We cannot rely on a few “good men” to sort out the situation for us. That is the mistake most of the socialist movement made this century and is the reason why we had ‘socialist’ dictatorships like the USSR and China on the one hand, and ‘socialist’ sell-outs like the Labour Party or Democratic Left on the other. There is, however, a different current in socialism, based not on good leaders but on the self-organisation of the working class.
This self-organisation is what anarchism is all about. We don’t believe the way forward lies in finding the right leader, whether it’s Gerry Adams, Tony Blair or Lenin. Instead we see the way forward lying with ordinary people; taking control of our lives into our own hands, coming together and starting to fight back. The role of anarchists is not to assume the leadership of such a process but to argue for self-activity, encourage it and seek to encourage those fighting back to unite in an overall struggle against capitalism and for a new society.

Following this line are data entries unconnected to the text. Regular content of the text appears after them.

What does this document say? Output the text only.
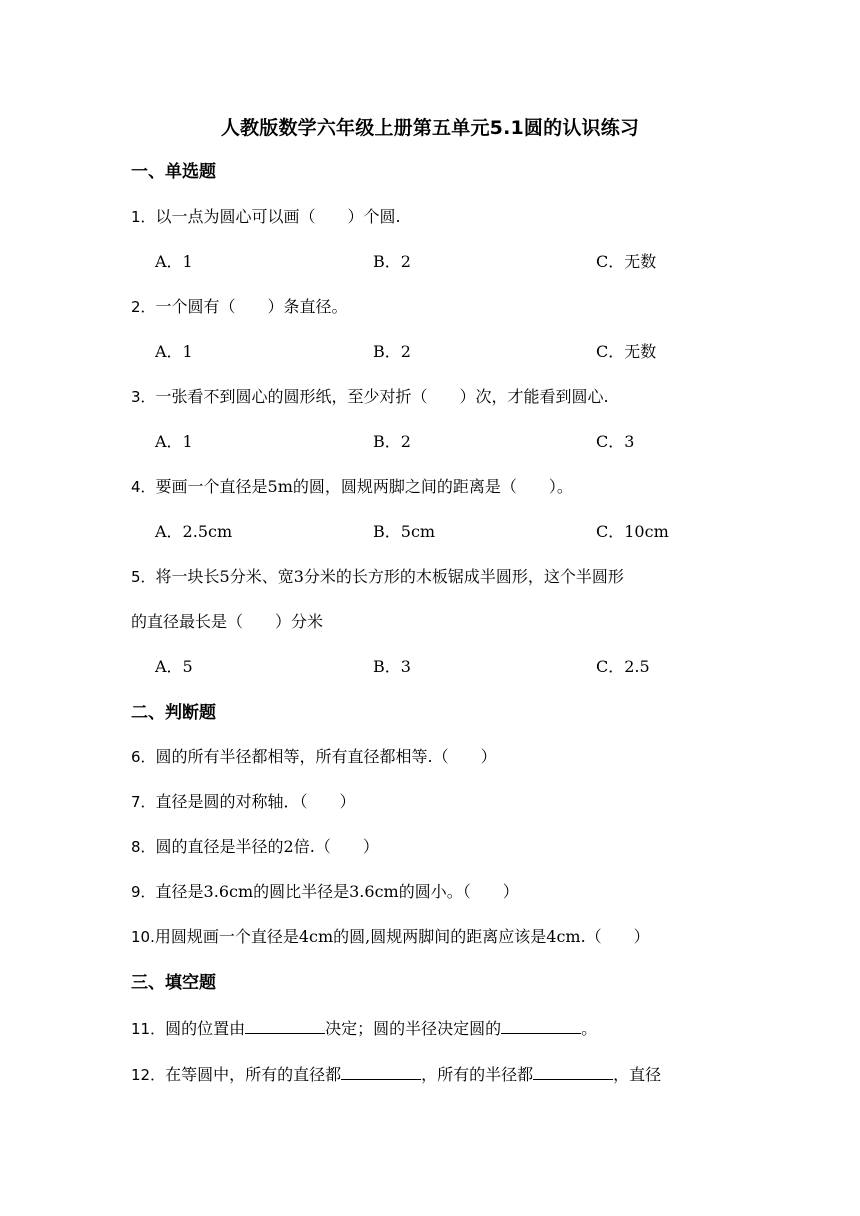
人教版数学六年级上册第五单元5.1圆的认识练习
一、单选题
1．以一点为圆心可以画（　　）个圆.
A．1	B．2	C．无数
2．一个圆有（　　）条直径。
A．1	B．2	C．无数
3．一张看不到圆心的圆形纸，至少对折（　　）次，才能看到圆心.
A．1	B．2	C．3
4．要画一个直径是5m的圆，圆规两脚之间的距离是（　　）。
A．2.5cm	B．5cm	C．10cm
5．将一块长5分米、宽3分米的长方形的木板锯成半圆形，这个半圆形
的直径最长是（　　）分米
A．5	B．3	C．2.5
二、判断题
6．圆的所有半径都相等，所有直径都相等.（　　）
7．直径是圆的对称轴．（　　）
8．圆的直径是半径的2倍.（　　）
9．直径是3.6cm的圆比半径是3.6cm的圆小。（　　）
10.用圆规画一个直径是4cm的圆,圆规两脚间的距离应该是4cm.（　　）
三、填空题
11．圆的位置由	决定；圆的半径决定圆的	。
12．在等圆中，所有的直径都	，所有的半径都	，直径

And that’s where you come in. Unlike other left papers, we won’t end every article by telling you the only way forward is to join the party. What we do say is find out more about anarchism and look at ways of encouraging self-activity in the struggles you are involved in. If you decide you like what we say then please do get in touch and help us in saying (and doing) it. Above all recognise that the answer is not getting ‘our’ leaders into talks but in taking back control ourselves.